Trumpworld suspects Raymond Dearie may be skeptical of FBI operations after experiencing a bad one.
Dearie was one of the judges who signed off on surveillance of Trump campaign aide Carter Page.
Dearie's role as special master in the Mar-a-Lago case doesn't involve reviewing the FBI's conduct.
Trump advisors are betting that special master Raymond Dearie's negative experience with the FBI during its controversial investigation into Trump campaign aide Carter Page may mean he's as skeptical of federal investigators as they are.
Two anonymous sources floated the theory to Axios that Dearie's possible skepticism of the FBI made him former President Donald Trump's top choice, citing his nearly decade-long run on the Foreign Intelligence Surveillance Court as a key selling point.

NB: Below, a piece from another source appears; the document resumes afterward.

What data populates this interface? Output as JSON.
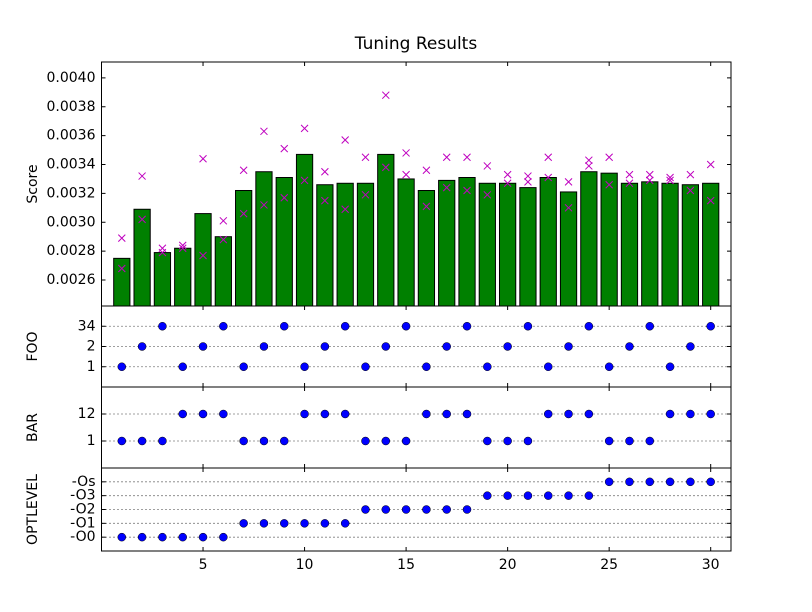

Dearie, a former chief judge of the US District Court for the Eastern District of New York, has been tasked with sorting through the 11,000-plus documents law enforcement agents recovered from Mar-a-Lago and separating out anything he believes may be protected by attorney-client privilege or executive privilege.
The third-party review, which is to be completed by November 30 and must be paid for by Trump, doesn't involve passing any kind of judgment on the FBI.
Still, Trumpworld operatives are banking on Dearie harboring some disdain for the law enforcement agency following mistakes made several years ago.
Dearie was one of five Republican-appointed judges who signed off on FISA warrants to surveil a former Trump advisor, Carter Page as part of an investigation into his ties to the Russian government. Two of the four approved warrants were later declared invalid after the Justice Department inspector general found a series of misstatements and omissions in the applications by the FBI to get the court warrants to eavesdrop on Page.
Trump and his allies will soon learn whether Dearie is on the same page as they are.
—Kyle Cheney (@kyledcheney) September 16, 2022
Dearie asked Trump's lawyers to submit a proposed agenda for their first special master meeting by close of business on Monday, and scheduled a preliminary conference for 2 pm on Tuesday in Brooklyn, New York.